Changeling
Clint Eastwood
par Philippe Gajan
Changeling est en apparence un drame social à la sauce hollywoodienne, un fait-divers promu au rang de leçon de société. En apparence seulement, comme si souvent chez Eastwood.
Changeling n’a pas forcément été très bien reçu, ni lors de sa présentation officielle à Cannes, ni lors de ses sorties en salles subséquentes. C’est qu’il y avait un malaise (entendre une perte de repères). Tout d’abord, un film de Clint sans Clint, ce n’est pas tout à fait un film de Clint (rappelons-nous la fraîcheur de l’accueil du pourtant excellent Midnight in the Garden of Good and Evil). Il y eut bien l’exception de son projet atypique sur Iwo Jima, ou encore Mystic River (son précédent film en compétition à Cannes), mais dans ce dernier cas ils s’étaient mis à trois pour le remplacer : Sean Penn, Tim Robbins et Kevin Bacon. Alors que pour Changeling, c’est sur les épaules de la «frèle» Angelina Jolie que reposait le fardeau. Angelina Jolie… On avait du mal à imaginer la star hollywoodienne à l’image rebelle dans un classique eastwoodien. Bref, sur le papier, le projet intriguait pour ne pas dire qu’il rendait dubitatif. Angelina Jolie en mère courage affrontant la corruption endémique de la cité des anges des années 20 qui lui a pris son fils pour lui rendre un autre, décidément il fallait être sacrément gonflé pour y croire. Certains eurent d’ailleurs tôt fait de dire que ce n’était pas vraiment un film d’Eastwood…

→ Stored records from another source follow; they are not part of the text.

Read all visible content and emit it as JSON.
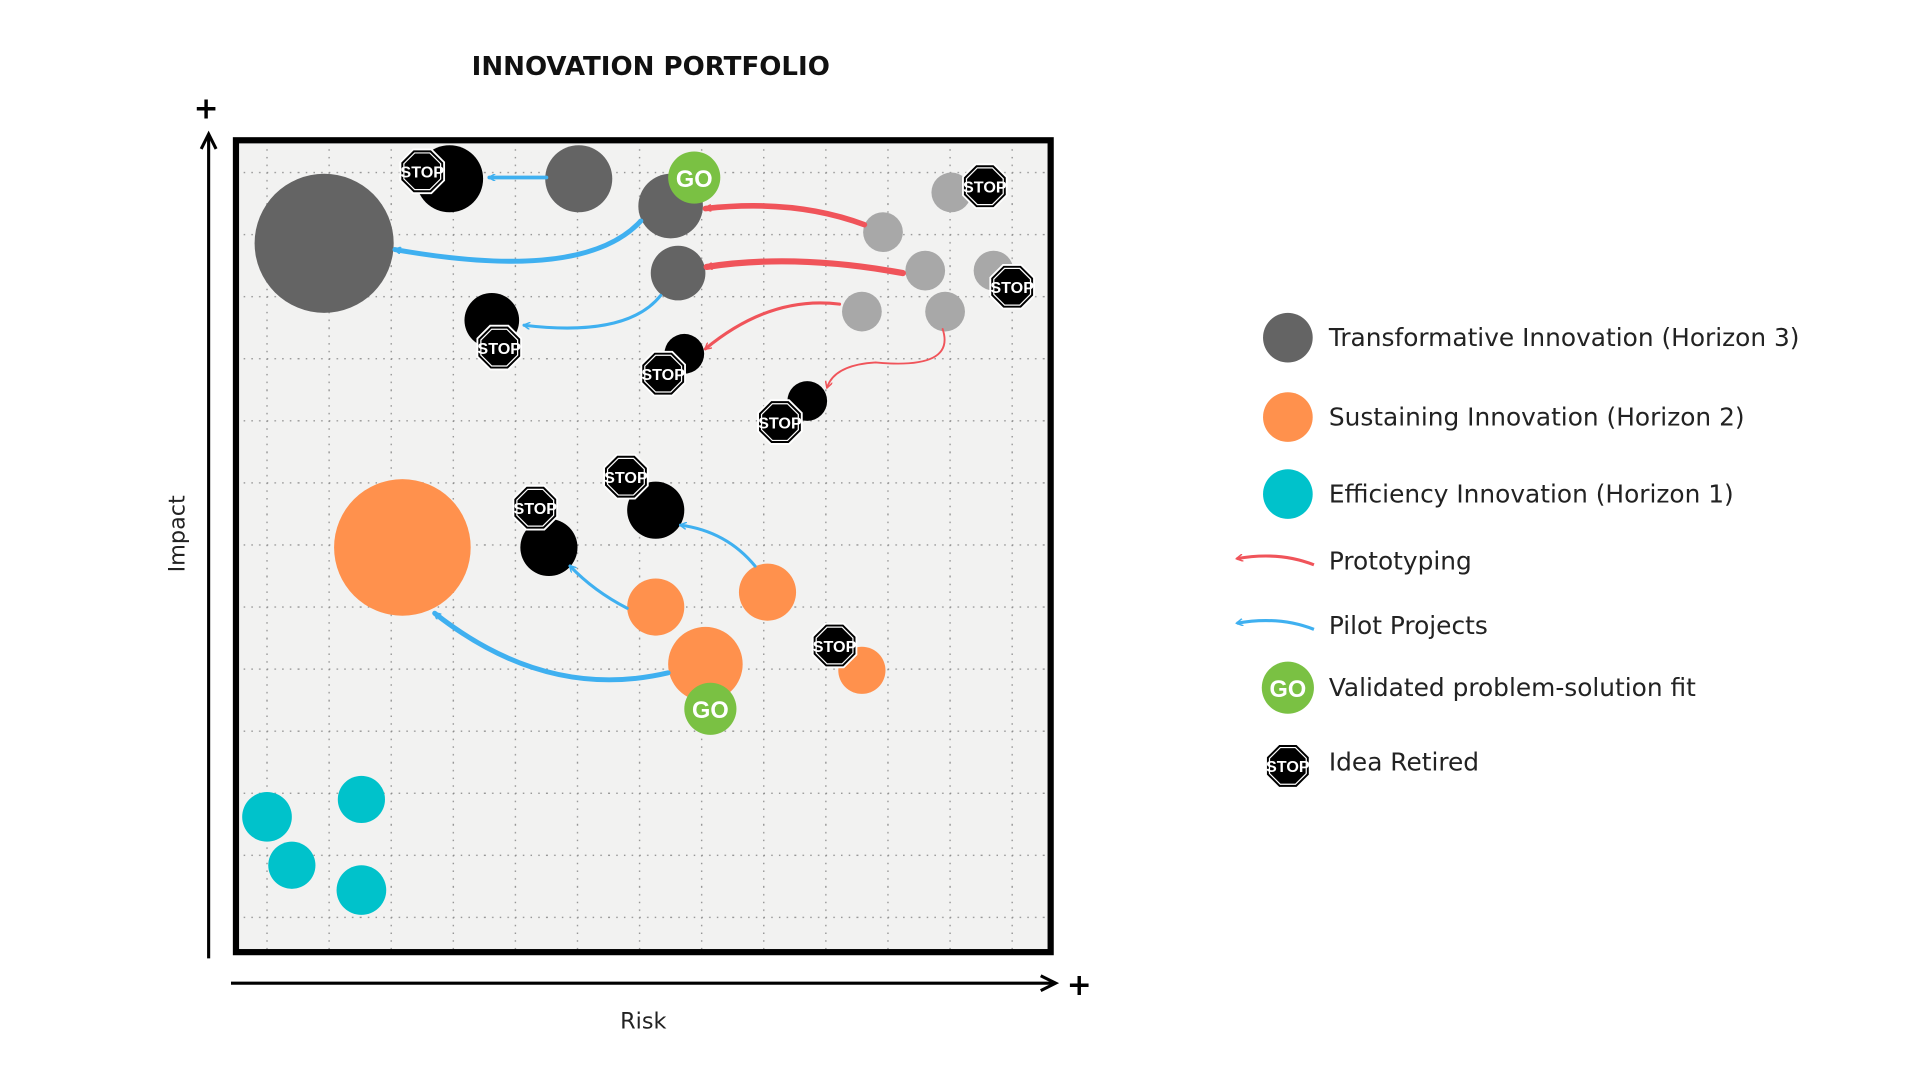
{
  "title": "INNOVATION PORTFOLIO",
  "axes": {
    "y_plus": "+",
    "x_plus": "+",
    "y_label": "Impact",
    "x_label": "Risk"
  },
  "badges": [
    "STOP",
    "STOP",
    "STOP",
    "STOP",
    "STOP",
    "STOP",
    "STOP",
    "STOP",
    "STOP",
    "GO",
    "GO"
  ],
  "legend": [
    {
      "label": "Transformative Innovation (Horizon 3)"
    },
    {
      "label": "Sustaining Innovation (Horizon 2)"
    },
    {
      "label": "Efficiency Innovation (Horizon 1)"
    },
    {
      "label": "Prototyping"
    },
    {
      "label": "Pilot Projects"
    },
    {
      "icon": "GO",
      "label": "Validated problem-solution fit"
    },
    {
      "icon": "STOP",
      "label": "Idea Retired"
    }
  ]
}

Pourtant, à bien y regarder, le véritable malaise se situait ailleurs, plus exactement dans l’exercice de reconstitution du Los Angeles des années 20. Car à l’écran, Eastwood semble filmer la reconstitution, en faire l’un des enjeux mêmes du film : une esthétique un peu trop lisse, des voitures un peu trop bien garées dans des rues curieusement désertées, un scénario qui «grince» un peu, jusqu’à la beauté de l’actrice qui ne «cadre» pas tout à fait. De fait, Changeling n’est pas tant un grand film hollywoodien sur la corruption, la reconstitution d’un fait divers édifiant dont l’usine à rêves a le secret, qu’un exercice de reconstitution, qu’un film musée dont le premier désir serait de montrer ses collections. Et c’est en acceptant ce cadre de réflexion comme proposition de départ que le film devient alors très intéressant.
À tout prendre d’ailleurs, l’exercice est amusant, voire enrichissant. Si Eastwood, l’acteur, a certainement pris beaucoup de plaisir (gamin va !) à jouer dans Gran Torino, Eastwood le réal semble s’être régalé à aligner ses prouesses de mise en scène dans Changeling. On est maintenant habitué à la capacité du cinéaste à se lover dans les genres les plus divers pour les retravailler de l’intérieur afin de mettre à mal les mythes qui en constituent les soubassements (Ah, Unforgiven, western de tous les westerns). Pour Changeling, on a droit à un feu d’artifice, un véritable catalogue des genres hollywoodiens, du film de prétoire au film de serial killer, en passant par le film psychiatrique ou le drame social. Eastwood aligne les films dans le film, comme autant d’exercices de genres, en imperturbable métronome qu’il est.
Alors la question devient : à quoi bon ? D’abord, parce que quand c’est bien fait, c’est jouissif, c’est une véritable visite dans une sorte de parc d’amusement du cinéma et ça fait du bien, avec tous les jeux de référence croisées (tiens ça me rappelle…). Ensuite, parce que finalement, il y a bien un autre enjeu au fait de se rallier à ce défilement d’exercices de style. Et ce ralliement nous permettra de boucler la boucle au sujet du malaise initial. Si l’on veut bien se donner la peine d’accepter la proposition initiale, Angelina Jolie devient ici un Clint Eastwood au féminin. Attention, pas un Clint Eastwood travesti en femme, mais bien au féminin. C’est dire qu’à partir d’une figure mythique commune à quasiment tous les films de Eastwood, celle du justicier solitaire aux méthodes parfois peu orthodoxes, Changeling tente une véritable réponse au féminin… Et ça aussi, c’est loin d’être inintéressant car les outils de la justicière ne sont pas les mêmes que ceux du justicier.